3) When There Is Nothing, Is Christ Enough? (Living The Truth Of Christ Is All)
At this point, we don't know how things will turn out. We don't know if we will be "successful" in terms of my business becoming a viable income and life for our family. Six months or a year from now this could come to an end. We have no guarantee of anything except that we love and trust God and that we are in this together as a family no matter what. One day all of our material possessions will be gone. Whether that happens now as a result of financial difficulty or later (we can't take our stuff with us when we die!), we will lose our comfort, or plans, and our security/feeling like everything is safe. Our question becomes, if the only guarantee we have is Christ, is that enough? Christ wants to be central and supreme in our lives. We must decide that in whatever we are doing, are we in it for our plans, purposes, and desires or God's. We joke about it or at least I do (and it's really not haha funny), but if we were to lose everything and have to live in a cardboard box we still be together and we'd have to if Christ would still be enough for us. This is the question we have to know the answer to and comes to grips with. To follow Christ is about a life centered on Him and not us. As I said, right now we have no guarantees. Right now the worldly necessity of financial need raises it's head every day to look me in the eye. Right now there are many times of uncertainty, and quite often multiple times each day. But in the end I and my family have to decide who and what we will serve with our minds, hearts, and our daily efforts as we continue to walk this journey. Joshua 24:14-15.

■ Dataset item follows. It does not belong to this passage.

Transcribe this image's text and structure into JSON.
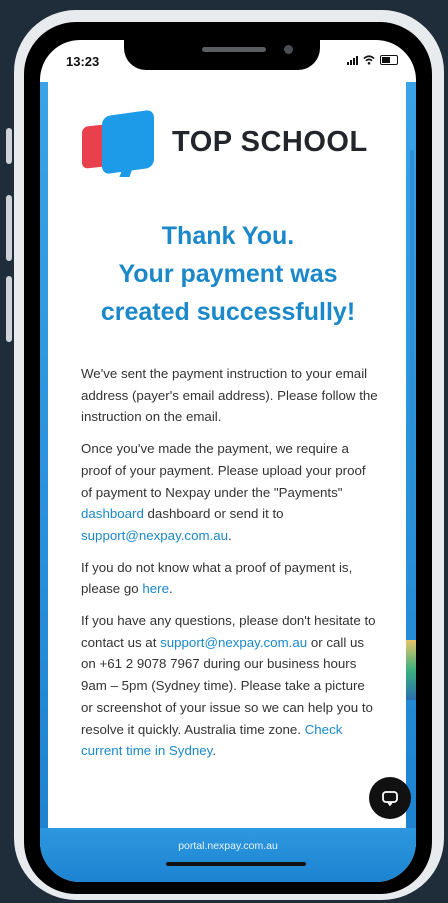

When you feel that God puts a desire in your heart and He leads you on the journey into it, that doesn't meant it will be easy. Most often following the Lord and trusting Him requires our patience as He leads us through the times of wilderness and uncertainty. We need to trust that there will be provision even when we can't see how it will come. We will be tested and must decide if Christ and Christ alone is enough for us; that if things don't turn out like we want, hope, and plan we will still hold fast to the truth of who Christ is and who we are in Him.